I never had any serious issues throughout my years of studying in AES. I scored 195 for my PSLE, and was placed in the Express stream.
Throughout my entire 4 years, of course there were rowdy students, but I knew to not be influenced by them and steered clear of such company, hence had little to no issue with falling into bad habits. I believe part of this was due to my upbringing, where I was guided and occasionally lectured by my father since young (even as a toddler) as to why certain behaviours weren’t ideal. Of course, no child is the same, but I’m firm on the belief that parents cautioning their child and watching out for them from the start plays a crucial role. It ingrains the child with fundamental morals, and as an example, even now, I refrain from saying and having the mindset of “I”ll give you once I don’t want anymore” in regards to sharing food because I remember vividly my parents lecturing me when I said it as a toddler. So, parents, don’t magically assume as long as bad company is within a 9-feet radius that your child will be corrupted. Teach them well, and pray for the best for them to have taken these lessons to heart, and that hopefully they’re aware and mature enough to guide themselves well. No one guides as well as themselves, after all. Of course, with particularly stubborn and at-risk children, more forceful intervention may be needed.

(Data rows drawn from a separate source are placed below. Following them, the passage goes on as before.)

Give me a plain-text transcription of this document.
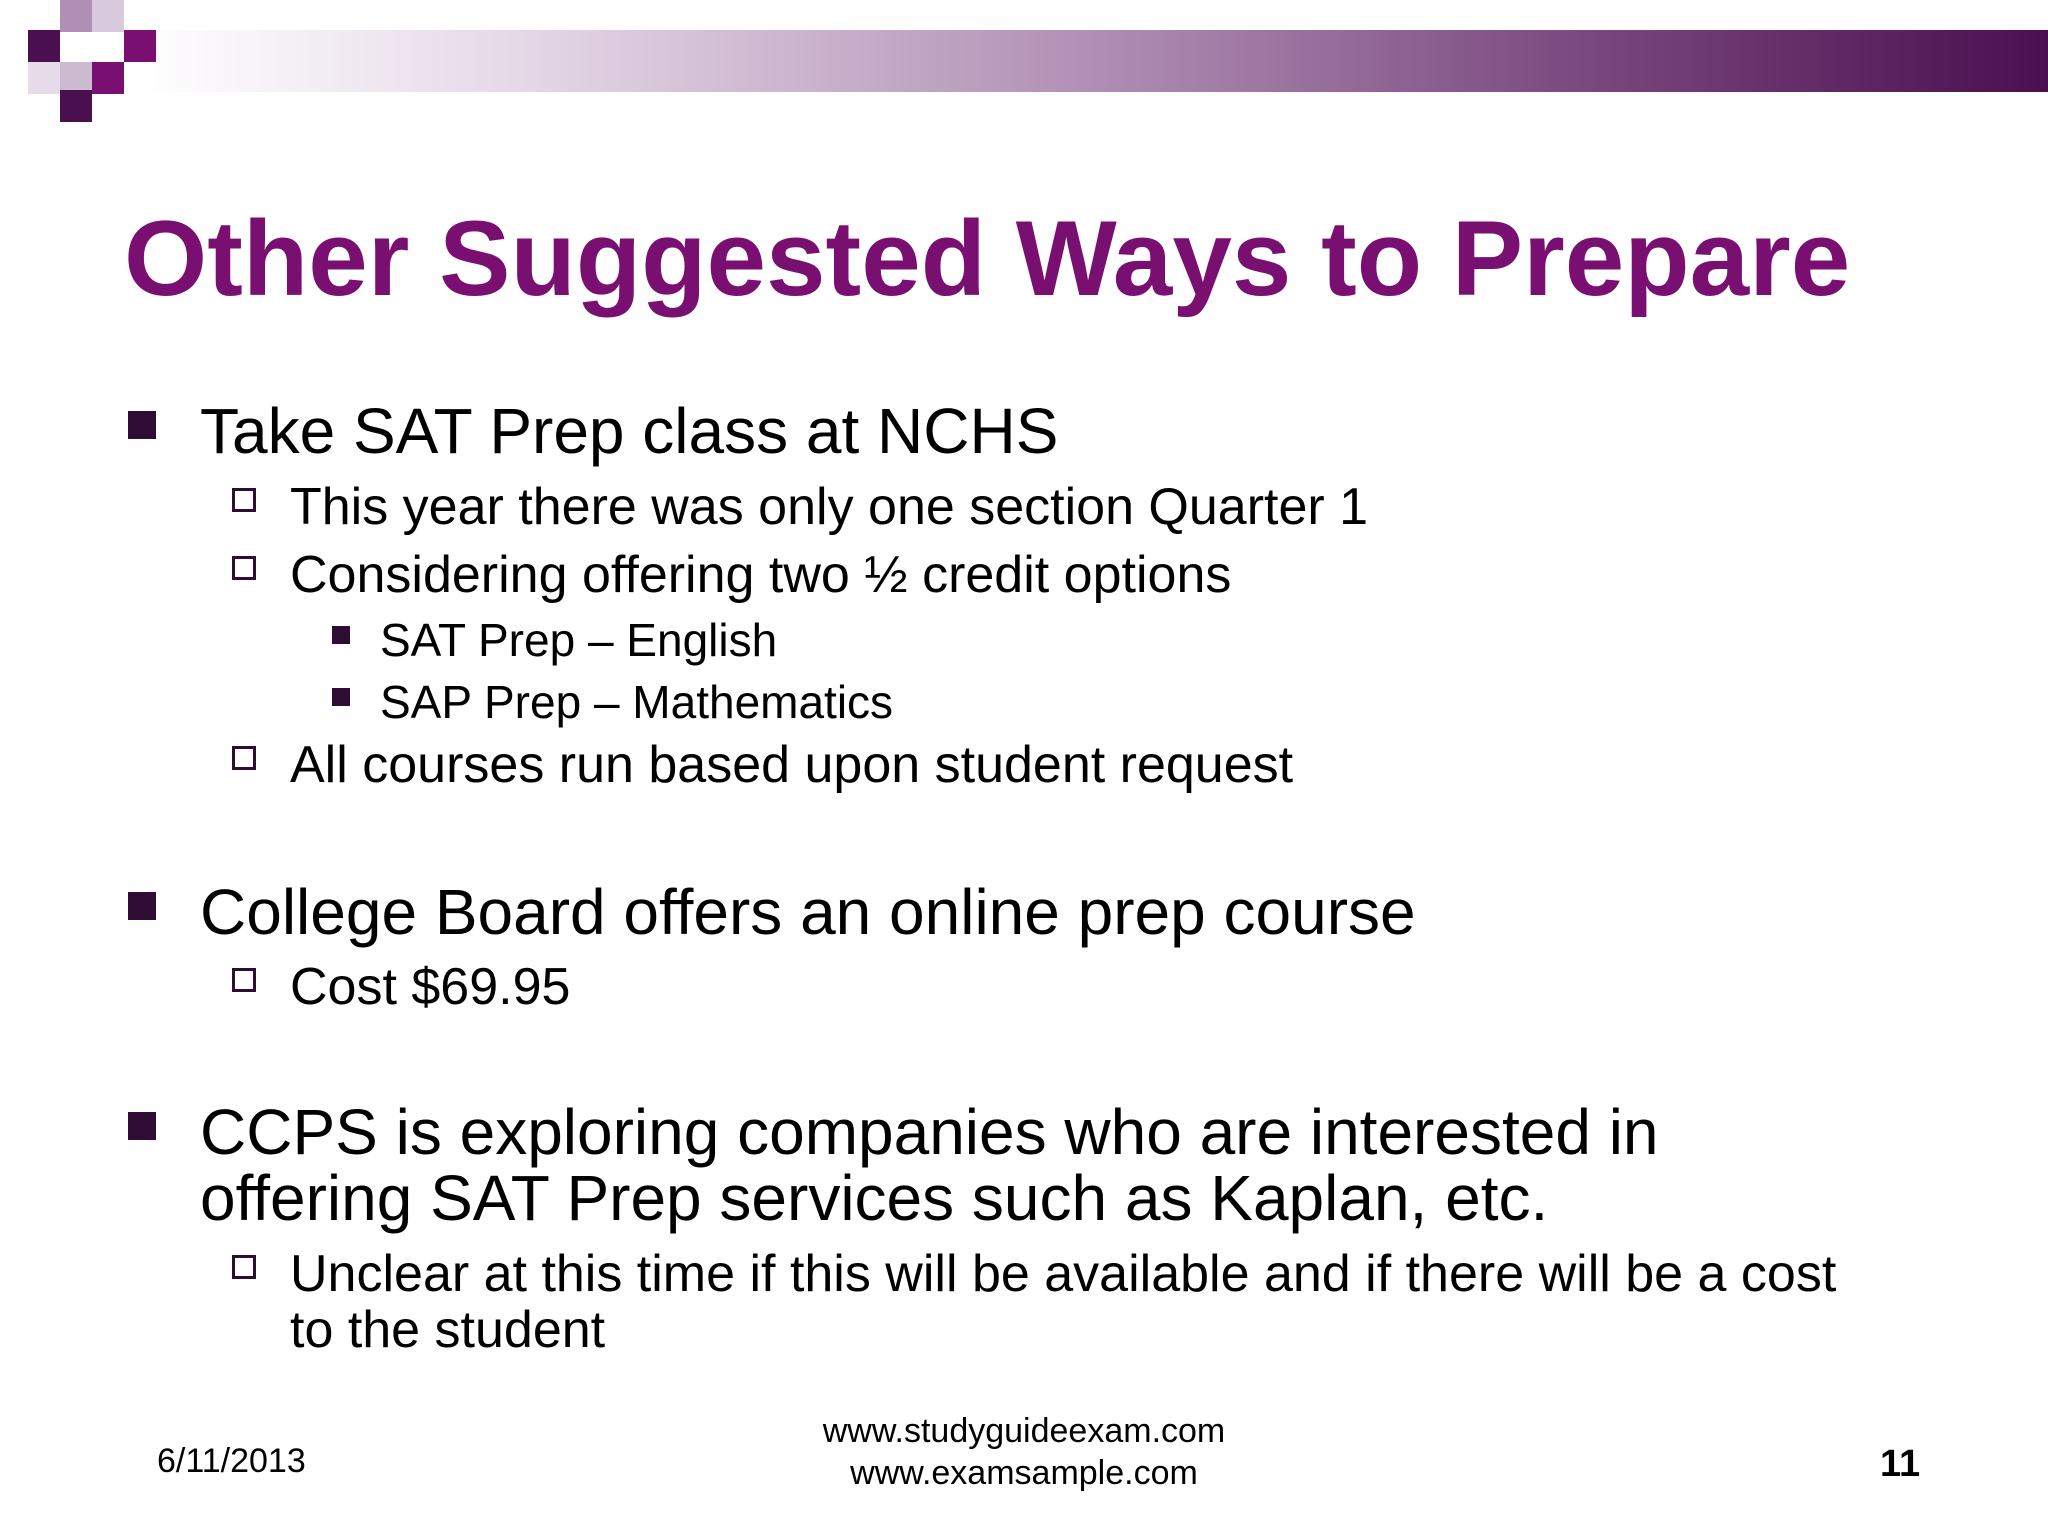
Other Suggested Ways to Prepare
Take SAT Prep class at NCHS
This year there was only one section Quarter 1
Considering offering two ½ credit options
SAT Prep – English
SAP Prep – Mathematics
All courses run based upon student request
College Board offers an online prep course
Cost $69.95
CCPS is exploring companies who are interested in
offering SAT Prep services such as Kaplan, etc.
Unclear at this time if this will be available and if there will be a cost
to the student
6/11/2013
www.studyguideexam.com
www.examsample.com	11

Almost every teacher that taught me genuinely cared and were genuinely passionate about their work. There were some that didn’t teach what was needed as well as others, but none were nasty/rude. I had a sad episode in secondary 2, and wrote it in my class journal. Next thing I knew, I was called on my mobile phone by my English teacher who had read it, and wanted to make sure I was alright. I was fortunate enough to have teachers that were joyful, caring and able to connect with the students. The entire class was comfortable enough to occasionally joke around with them, and yet respected them enough to stay silent during lessons. I nearly fainted once during foot drill because of my monthly cycle and I had not eaten enough that day, and my teacher immediately rushed me to the side and gave me biscuits, all while angrily lecturing me to remember to “eat double the portion” during my cycle.

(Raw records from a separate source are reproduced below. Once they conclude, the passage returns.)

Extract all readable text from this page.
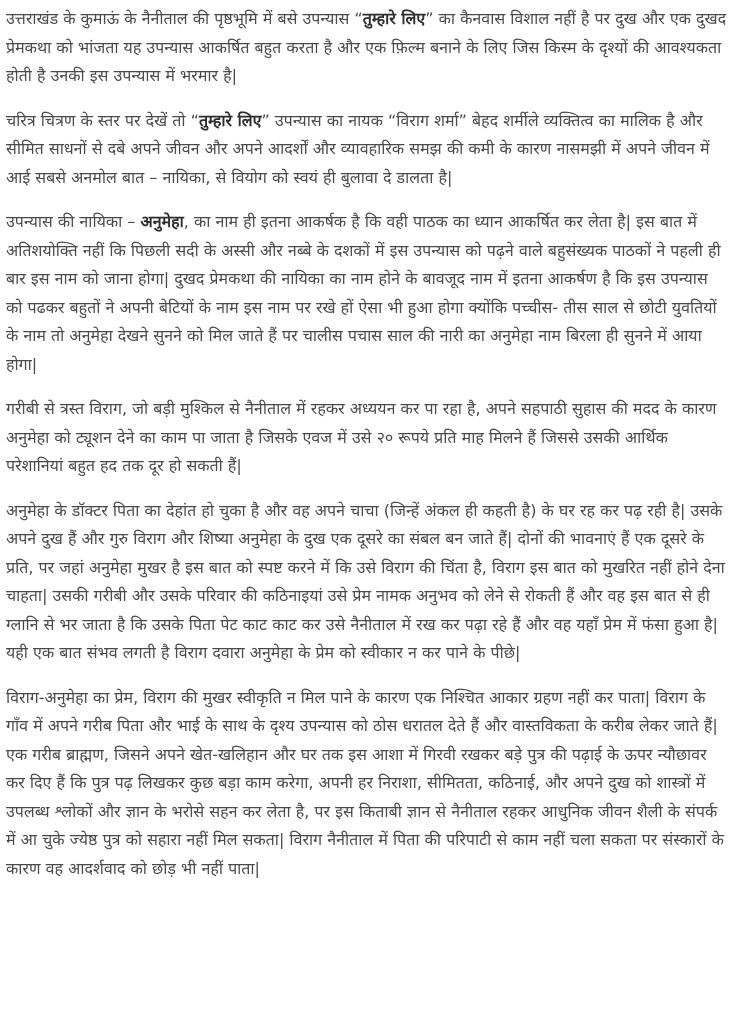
उत्तराखंड के कुमाऊं के नैनीताल की पृष्ठभूमि में बसे उपन्यास “तुम्हारे लिए” का कैनवास विशाल नहीं है पर दुख और एक दुखद प्रेमकथा को भांजता यह उपन्यास आकर्षित बहुत करता है और एक फ़िल्म बनाने के लिए जिस किस्म के दृश्यों की आवश्यकता होती है उनकी इस उपन्यास में भरमार है|

चरित्र चित्रण के स्तर पर देखें तो “तुम्हारे लिए” उपन्यास का नायक “विराग शर्मा” बेहद शर्मीले व्यक्तित्व का मालिक है और सीमित साधनों से दबे अपने जीवन और अपने आदर्शों और व्यावहारिक समझ की कमी के कारण नासमझी में अपने जीवन में आई सबसे अनमोल बात – नायिका, से वियोग को स्वयं ही बुलावा दे डालता है|

उपन्यास की नायिका – अनुमेहा, का नाम ही इतना आकर्षक है कि वही पाठक का ध्यान आकर्षित कर लेता है| इस बात में अतिशयोक्ति नहीं कि पिछली सदी के अस्सी और नब्बे के दशकों में इस उपन्यास को पढ़ने वाले बहुसंख्यक पाठकों ने पहली ही बार इस नाम को जाना होगा| दुखद प्रेमकथा की नायिका का नाम होने के बावजूद नाम में इतना आकर्षण है कि इस उपन्यास को पढकर बहुतों ने अपनी बेटियों के नाम इस नाम पर रखे हों ऐसा भी हुआ होगा क्योंकि पच्चीस- तीस साल से छोटी युवतियों के नाम तो अनुमेहा देखने सुनने को मिल जाते हैं पर चालीस पचास साल की नारी का अनुमेहा नाम बिरला ही सुनने में आया होगा|

गरीबी से त्रस्त विराग, जो बड़ी मुश्किल से नैनीताल में रहकर अध्ययन कर पा रहा है, अपने सहपाठी सुहास की मदद के कारण अनुमेहा को ट्यूशन देने का काम पा जाता है जिसके एवज में उसे २० रूपये प्रति माह मिलने हैं जिससे उसकी आर्थिक परेशानियां बहुत हद तक दूर हो सकती हैं|

अनुमेहा के डॉक्टर पिता का देहांत हो चुका है और वह अपने चाचा (जिन्हें अंकल ही कहती है) के घर रह कर पढ़ रही है| उसके अपने दुख हैं और गुरु विराग और शिष्या अनुमेहा के दुख एक दूसरे का संबल बन जाते हैं| दोनों की भावनाएं हैं एक दूसरे के प्रति, पर जहां अनुमेहा मुखर है इस बात को स्पष्ट करने में कि उसे विराग की चिंता है, विराग इस बात को मुखरित नहीं होने देना चाहता| उसकी गरीबी और उसके परिवार की कठिनाइयां उसे प्रेम नामक अनुभव को लेने से रोकती हैं और वह इस बात से ही ग्लानि से भर जाता है कि उसके पिता पेट काट काट कर उसे नैनीताल में रख कर पढ़ा रहे हैं और वह यहाँ प्रेम में फंसा हुआ है| यही एक बात संभव लगती है विराग दवारा अनुमेहा के प्रेम को स्वीकार न कर पाने के पीछे|

विराग-अनुमेहा का प्रेम, विराग की मुखर स्वीकृति न मिल पाने के कारण एक निश्चित आकार ग्रहण नहीं कर पाता| विराग के गाँव में अपने गरीब पिता और भाई के साथ के दृश्य उपन्यास को ठोस धरातल देते हैं और वास्तविकता के करीब लेकर जाते हैं| एक गरीब ब्राह्मण, जिसने अपने खेत-खलिहान और घर तक इस आशा में गिरवी रखकर बड़े पुत्र की पढ़ाई के ऊपर न्यौछावर कर दिए हैं कि पुत्र पढ़ लिखकर कुछ बड़ा काम करेगा, अपनी हर निराशा, सीमितता, कठिनाई, और अपने दुख को शास्त्रों में उपलब्ध श्लोकों और ज्ञान के भरोसे सहन कर लेता है, पर इस किताबी ज्ञान से नैनीताल रहकर आधुनिक जीवन शैली के संपर्क में आ चुके ज्येष्ठ पुत्र को सहारा नहीं मिल सकता| विराग नैनीताल में पिता की परिपाटी से काम नहीं चला सकता पर संस्कारों के कारण वह आदर्शवाद को छोड़ भी नहीं पाता|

They did their best to encourage us to study hard, and were genuinely disappointed (some even cried) when we showed a lack of trying. I cannot say the same for the teachers now, since it has been several years since and there may have been a change in staff/environment, but this was my experience in AES, and it was a genuinely good time and I do not regret studying here in the slightest.
I have a lot more to say about the school culture/etc, but the post would be too long. I hope this small bit will help you parents or even to-be students make a more informed choice as to whether to choose AES.